When I first met Stacy she was behind a desk in the quarry’s office. She’d sustained and recovered from an injury, but was still phone-bound because, she’d been told, she was “good at communication.” Stacy described the work she used to do, splitting granite with a hammer, moving a two ton rock with a thin metal rod. I’d never seen a quarrywoman rendered in a photograph. As our mutual curiosity about one another developed, so did a shared need to make the unseen seen.

As she was phone-bound, we needed to create a fictional world–but one in which her character was truly performing the work of a quarrywoman because, as Stacy explained, if “the guys” didn’t see her cutting stone, it was as if her ability to do so wasn’t real. She grudgingly understood her legitimacy in the quarry to depend on the veracity of an image.

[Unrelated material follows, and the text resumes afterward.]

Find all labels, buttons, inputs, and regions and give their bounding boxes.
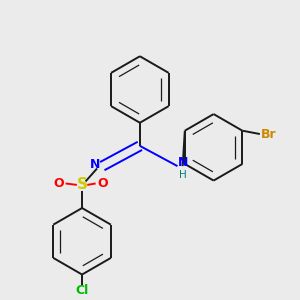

Working with a medium and in an environment with tangled histories, I invert expectations about Stacy’s labor and photography. The anonymity emphasizes the characters’ physicality and the hand tools they use which allow them to shape forces larger than themselves. Various forms of image-making allow aesthetic differences to disrupt any perceived neutrality. An image generated by AI software, points to how pernicious biases persist in algorithmic form, and subverts photographic conventions that the b&w images establish. These gestures underscore the constructed nature of pictures, the expectations they engender, and the impossibility of acquiring a complete story. I don’t know the narrative Stacy would give shape to. This series is my portrait of how a relationship was forged–through pressure in a granite quarry, emerging out of a deep desire to see and be seen.